The FreeBSD website at the time claimed that 386BSD suffered from "neglect". However, the 386BSD site claimed that this is not true:

This whole "FreeBSD roots" is completely fictitious, and invented to cover the wholesale theft of the 386BSD user base.

== Unix and BSD lawsuit ==
Due to a lawsuit (UNIX System Laboratories, Inc. v. Berkeley Software Design, Inc.), some potentially so-called encumbered source was agreed to have been distributed within the Berkeley Software Distribution Net/2 from the University of California, and a subsequent release (1993, 4.4BSD-Lite) was made by the university to correct this issue. However, 386BSD, Dr. Dobb's Journal, and the Jolitzes were never parties to these or subsequent lawsuits or settlements arising from this dispute with the University of California, and continued to publish and work on the 386BSD code base before, during, and after these lawsuits without limitation. There has never been any legal filings or claims from the university, USL, or other responsible parties with respect to 386BSD. Finally, no code developed for 386BSD done by William Jolitz and Lynne Jolitz was at issue in any of these lawsuits.

== Copyright and use of the code ==
All rights with respect to 386BSD and JOLIX are now held exclusively by William and Lynne Jolitz. 386BSD public releases ended in 1997 since code is now available from the many 386BSD-derived operating systems today, along with several derivatives thereof (such as FreeBSD, NetBSD and OpenBSD).
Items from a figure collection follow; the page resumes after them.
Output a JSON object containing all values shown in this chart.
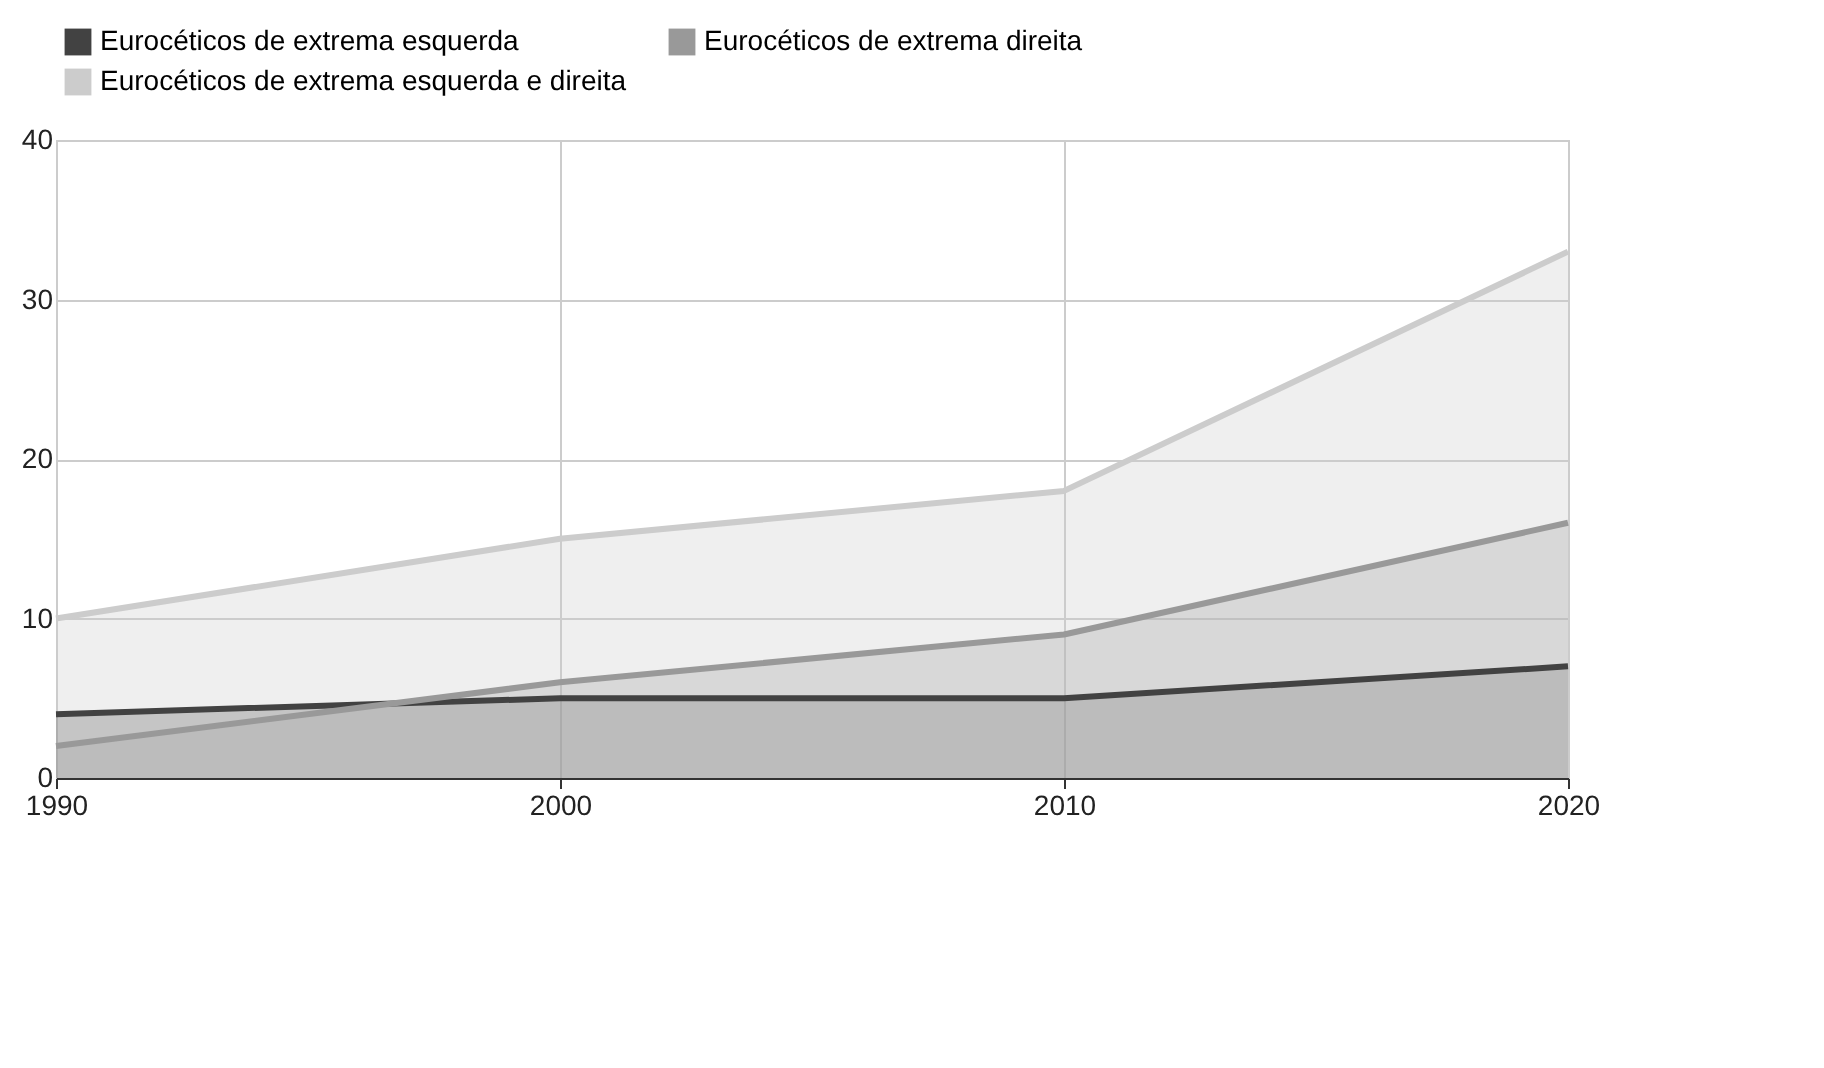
{
  "chart_data": {
    "type": "area",
    "x": [
      1990,
      2000,
      2010,
      2020
    ],
    "series": [
      {
        "name": "Eurocéticos de extrema esquerda",
        "color": "#424242",
        "values": [
          4,
          5,
          5,
          7
        ]
      },
      {
        "name": "Eurocéticos de extrema direita",
        "color": "#999999",
        "values": [
          2,
          6,
          9,
          16
        ]
      },
      {
        "name": "Eurocéticos de extrema esquerda e direita",
        "color": "#cccccc",
        "values": [
          10,
          15,
          18,
          33
        ]
      }
    ],
    "stacked": false,
    "xlim": [
      1990,
      2020
    ],
    "xticks": [
      1990,
      2000,
      2010,
      2020
    ],
    "ylim": [
      0,
      40
    ],
    "yticks": [
      0,
      10,
      20,
      30,
      40
    ],
    "grid": true,
    "legend": "top"
  }
}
Portions of 386BSD may be found in other open systems such as OpenSolaris.

== Relationship with BSD/386 ==
386BSD is often confused with BSD/386 which was a different project developed by BSDi, a Berkeley spinout, starting in 1991. BSD/386 used the same 386BSD code contributed to the University of California on 4.3BSD NET/2. Although Jolitz worked briefly for UUNET (which later spun out BSDi) in 1991, the work he did for them diverged from that contributed to the University of California and did not appear in 386BSD. Instead, William Jolitz gave regular code updates to Donn Seeley of BSDi for packaging and testing, and returned all materials when William left the company following fundamental disagreements on company direction and goals.